First, the ban protects taxpayers from essentially allowing partisan political advocacy on their dime. Opponents of the ban claim that it unfairly restricts houses of worship and nonprofits from addressing elections and political issues. It should be noted that the ban does not bar leaders of tax-exempt outfits from speaking about what their religion purports to be true, or how religious beliefs and values relate to hot-button political issues. It simply bars them from taking explicit stands on political parties and candidates.
Second, the ban protects religious believers from having their houses of religious worship turn into houses of political worship. Opponents of the ban claim that clergy should be able to endorse or oppose political parties and candidates. But houses of worship are centered on spiritual teaching, support, and guidance — not outright partisan political promotion.
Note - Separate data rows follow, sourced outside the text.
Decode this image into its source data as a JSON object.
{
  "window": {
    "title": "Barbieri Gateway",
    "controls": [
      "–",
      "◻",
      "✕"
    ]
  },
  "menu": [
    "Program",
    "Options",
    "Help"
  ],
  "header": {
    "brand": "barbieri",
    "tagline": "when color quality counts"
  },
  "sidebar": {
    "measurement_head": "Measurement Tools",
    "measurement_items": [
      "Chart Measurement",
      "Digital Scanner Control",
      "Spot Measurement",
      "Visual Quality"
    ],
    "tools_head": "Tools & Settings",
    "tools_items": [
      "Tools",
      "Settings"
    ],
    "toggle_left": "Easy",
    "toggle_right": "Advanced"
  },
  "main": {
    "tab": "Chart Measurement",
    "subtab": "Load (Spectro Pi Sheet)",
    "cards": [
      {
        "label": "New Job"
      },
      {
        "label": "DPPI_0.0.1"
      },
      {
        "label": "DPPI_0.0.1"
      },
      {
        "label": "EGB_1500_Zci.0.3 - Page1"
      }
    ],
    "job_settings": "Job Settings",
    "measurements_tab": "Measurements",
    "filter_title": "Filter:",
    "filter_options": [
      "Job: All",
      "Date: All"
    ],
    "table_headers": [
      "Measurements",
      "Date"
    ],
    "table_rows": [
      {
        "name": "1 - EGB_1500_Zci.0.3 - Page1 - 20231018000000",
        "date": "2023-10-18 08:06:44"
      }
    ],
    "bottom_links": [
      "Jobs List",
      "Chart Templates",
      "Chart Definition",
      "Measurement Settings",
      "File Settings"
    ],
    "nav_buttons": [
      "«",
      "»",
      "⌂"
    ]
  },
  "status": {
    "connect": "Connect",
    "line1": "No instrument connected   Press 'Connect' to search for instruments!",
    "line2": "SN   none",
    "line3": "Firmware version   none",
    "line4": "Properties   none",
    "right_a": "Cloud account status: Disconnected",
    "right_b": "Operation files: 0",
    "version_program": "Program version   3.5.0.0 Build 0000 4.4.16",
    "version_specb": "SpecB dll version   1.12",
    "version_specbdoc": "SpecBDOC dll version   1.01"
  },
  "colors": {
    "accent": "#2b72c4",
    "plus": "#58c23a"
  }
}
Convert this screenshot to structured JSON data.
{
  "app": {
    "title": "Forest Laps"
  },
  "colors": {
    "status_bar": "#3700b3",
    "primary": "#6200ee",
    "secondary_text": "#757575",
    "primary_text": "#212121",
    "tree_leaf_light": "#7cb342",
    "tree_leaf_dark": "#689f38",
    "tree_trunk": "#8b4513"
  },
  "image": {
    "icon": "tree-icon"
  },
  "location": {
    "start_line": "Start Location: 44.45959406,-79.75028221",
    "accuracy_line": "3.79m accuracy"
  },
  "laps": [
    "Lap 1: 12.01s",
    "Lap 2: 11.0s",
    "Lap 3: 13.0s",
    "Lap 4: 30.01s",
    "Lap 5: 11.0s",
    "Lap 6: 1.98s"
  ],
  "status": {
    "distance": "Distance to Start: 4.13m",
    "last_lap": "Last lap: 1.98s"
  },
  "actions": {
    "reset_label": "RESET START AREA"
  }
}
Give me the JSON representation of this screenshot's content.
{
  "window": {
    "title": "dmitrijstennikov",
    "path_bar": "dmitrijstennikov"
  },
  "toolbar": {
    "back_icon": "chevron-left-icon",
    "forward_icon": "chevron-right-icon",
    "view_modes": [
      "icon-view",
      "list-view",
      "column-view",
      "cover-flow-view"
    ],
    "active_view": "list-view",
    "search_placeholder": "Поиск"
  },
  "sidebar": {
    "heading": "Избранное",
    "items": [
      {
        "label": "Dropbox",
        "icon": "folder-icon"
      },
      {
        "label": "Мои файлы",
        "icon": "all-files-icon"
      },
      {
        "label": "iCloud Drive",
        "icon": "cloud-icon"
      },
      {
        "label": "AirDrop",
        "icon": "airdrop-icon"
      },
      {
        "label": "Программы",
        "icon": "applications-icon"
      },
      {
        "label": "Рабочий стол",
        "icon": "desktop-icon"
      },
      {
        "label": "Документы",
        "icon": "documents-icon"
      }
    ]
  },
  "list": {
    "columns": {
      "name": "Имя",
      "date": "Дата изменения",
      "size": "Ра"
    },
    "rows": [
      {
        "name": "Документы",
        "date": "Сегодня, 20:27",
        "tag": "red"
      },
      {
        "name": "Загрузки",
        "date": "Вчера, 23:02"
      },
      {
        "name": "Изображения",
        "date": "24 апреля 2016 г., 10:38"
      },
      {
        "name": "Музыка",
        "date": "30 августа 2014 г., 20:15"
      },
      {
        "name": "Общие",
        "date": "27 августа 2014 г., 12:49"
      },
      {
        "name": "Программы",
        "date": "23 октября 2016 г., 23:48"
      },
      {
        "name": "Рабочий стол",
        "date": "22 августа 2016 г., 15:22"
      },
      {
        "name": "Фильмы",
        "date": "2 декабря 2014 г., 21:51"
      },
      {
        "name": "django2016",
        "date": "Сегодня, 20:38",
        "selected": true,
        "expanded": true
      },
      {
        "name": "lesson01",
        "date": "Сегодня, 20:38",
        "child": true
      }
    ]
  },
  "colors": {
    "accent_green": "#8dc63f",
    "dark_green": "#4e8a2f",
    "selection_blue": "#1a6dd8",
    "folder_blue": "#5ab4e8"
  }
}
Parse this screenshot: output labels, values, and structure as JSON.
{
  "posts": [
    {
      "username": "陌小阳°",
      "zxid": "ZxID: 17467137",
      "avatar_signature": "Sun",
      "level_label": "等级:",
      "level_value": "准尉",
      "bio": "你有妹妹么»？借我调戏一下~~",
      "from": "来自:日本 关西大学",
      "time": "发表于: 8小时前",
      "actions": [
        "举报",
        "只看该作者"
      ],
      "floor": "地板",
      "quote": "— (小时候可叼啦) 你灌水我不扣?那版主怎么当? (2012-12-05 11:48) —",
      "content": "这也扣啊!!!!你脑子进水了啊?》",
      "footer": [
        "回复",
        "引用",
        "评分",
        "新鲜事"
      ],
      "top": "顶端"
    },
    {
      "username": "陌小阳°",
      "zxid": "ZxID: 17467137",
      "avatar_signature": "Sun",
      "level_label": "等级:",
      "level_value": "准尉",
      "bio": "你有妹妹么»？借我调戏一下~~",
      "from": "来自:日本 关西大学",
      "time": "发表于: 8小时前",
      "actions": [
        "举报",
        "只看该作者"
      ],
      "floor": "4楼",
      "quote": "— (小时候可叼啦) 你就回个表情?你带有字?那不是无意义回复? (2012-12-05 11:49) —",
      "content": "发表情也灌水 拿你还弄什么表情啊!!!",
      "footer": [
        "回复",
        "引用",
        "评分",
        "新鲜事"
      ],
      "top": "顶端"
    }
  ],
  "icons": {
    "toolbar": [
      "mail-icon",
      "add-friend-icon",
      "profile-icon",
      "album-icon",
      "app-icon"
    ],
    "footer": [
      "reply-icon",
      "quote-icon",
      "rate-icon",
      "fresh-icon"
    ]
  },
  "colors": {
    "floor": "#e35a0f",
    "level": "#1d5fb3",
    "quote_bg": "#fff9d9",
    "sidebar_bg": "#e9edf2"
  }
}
The ban allows religious believers to choose between and belong to congregations without fearing that they will not fit in due to their political affiliation or support for political candidates.
For instance, read what some religious leaders are saying:
“My concern is what that kind of change would make to the integrity and the unity of the church itself,” said Rev. C. Welton Gaddy, president of The Interfaith Alliance. “It’s about the sanctity of the religious voice in the context of worship and to compromise that authority would be devastating to religion in America.”
Or, as expressed by Rev. Barry Lynn of Americans United for Separation of Church and State: “Americans … attend houses of worship for spiritual solace, not partisan preaching.”
As it turns out, most Americans agree: numerous surveys have found that roughly two-thirds of Americans believe houses of worship should not endorse political candidates or parties.
The real problem with the IRS ban is not the ban itself, which most Americans believe is a good policy, for good reasons.
The real problem is that the IRS does not enforce the ban. You might recall that in December 2012, the Center for Inquiry and American Humanist Association sent a letter to the IRS voicing shared concerns and disappointment regarding the agency’s lack of action against churches which are blatantly violating laws that prohibit 501(c)(3) organizations from endorsing political candidates and parties.
Incredibly, those who oppose the ban actually uses this as an argument against the ban. If the IRS cannot consistently and coherently enforce the ban, they ask, why have it?
Because the ban protects American taxpapers and religious believers. That’s why.
The IRS politicking ban doesn’t need to go. The IRS politicking ban needs to be enforced.